MC: Existe algum tipo de reabilitação para os agressores?
MP: Existe e a lei determina isso, mas devido à falta de compromisso e a dificuldade de implementação das políticas públicas, essa reabilitação para o agressor não está disponível em todos os municípios. A lei é muito carente desse tipo de conscientização. A reabilitação funciona como uma reflexão sobre o motivo dele ser um agressor. Quando isso é esclarecido, se espera que em um novo relacionamento ele não repita a mesma conduta.
MC: Existe um ciclo da violência doméstica?
MP: Sim. Isso que faz com que a mulher seja agredida e queira se separar, mas dê uma nova chance depois que o agressor se diz arrependido. Ela tem esperança de que ele mude, mas isso não acontece na maioria dos casos.

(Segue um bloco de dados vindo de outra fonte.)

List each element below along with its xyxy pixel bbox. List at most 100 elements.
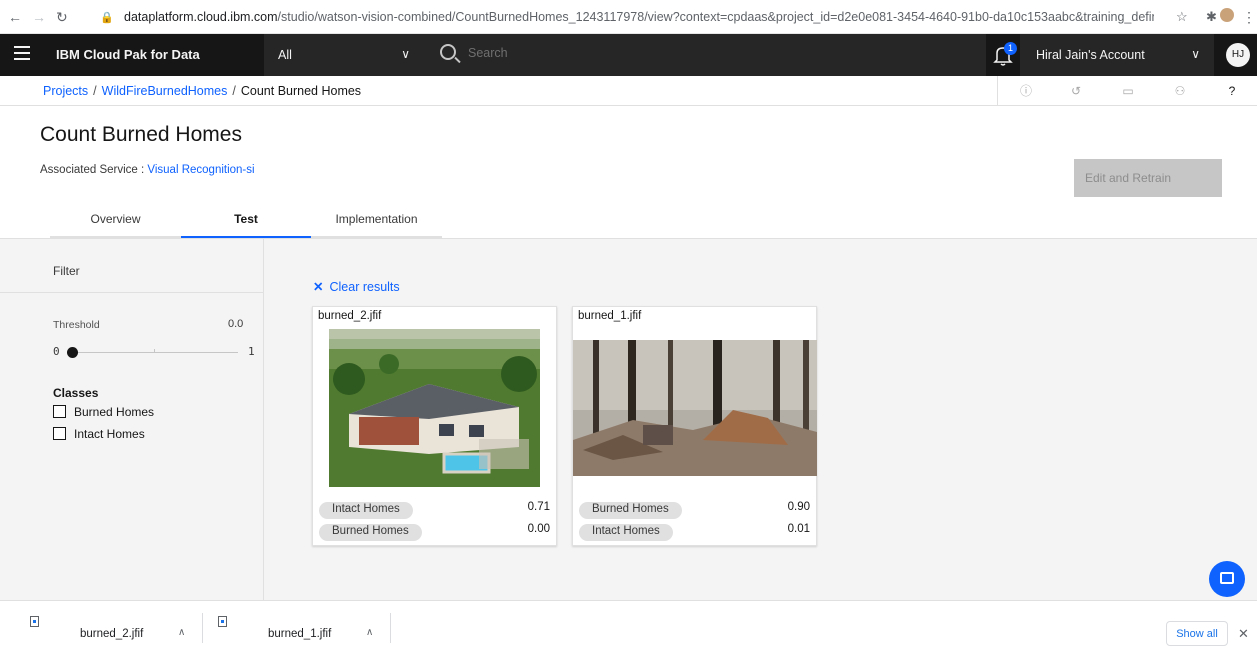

MC: Por que é tão difícil denunciar?
MP: São vários os fatores: a dependência econômica, o receio da denúncia não dar certo, além do medo de morrer ou perder os filhos. Quando uma mulher vai a uma delegacia, não é a primeira vez que ela sofre violência. O que ela precisa ter em mente é que o abuso vai mais intenso e recorrente. Ela corre o risco de ser assassinada.
MC: Muitas tentam retirar a queixa, certo?
MP: A leia agora não admite mais retirar a queixa. Antes a pessoa ia na delegacia, denunciava, e no dia seguinte voltava, pois o marido prometia novamente não mais agredi-la. Agora a retirada só pode ser feita na frente do juiz. O processo caminha independente da vontade dela. Ele é um criminosos e deve ser punido.
MC: Qual é o papel do Instituto Maria da Penha?
MP: Orientamos quem nos procura – muitas nem sabem que existe o número 180. Além disso, trabalhamos a educação dos jovens a nível universitário. Temos levado o conhecimento a alunos de maneira gratuita, com a colaboração dos professores que se agregam a essa causa. Estamos trabalhando desde o ano passado, também, em uma pesquisa pioneira em parceria com a Universidade Federal do Ceará, na qual mais de 10 mil mulheres das capitais nordestinas já foram entrevistadas para saber exatamente o comportamento da vítima de violência no percurso de dois anos.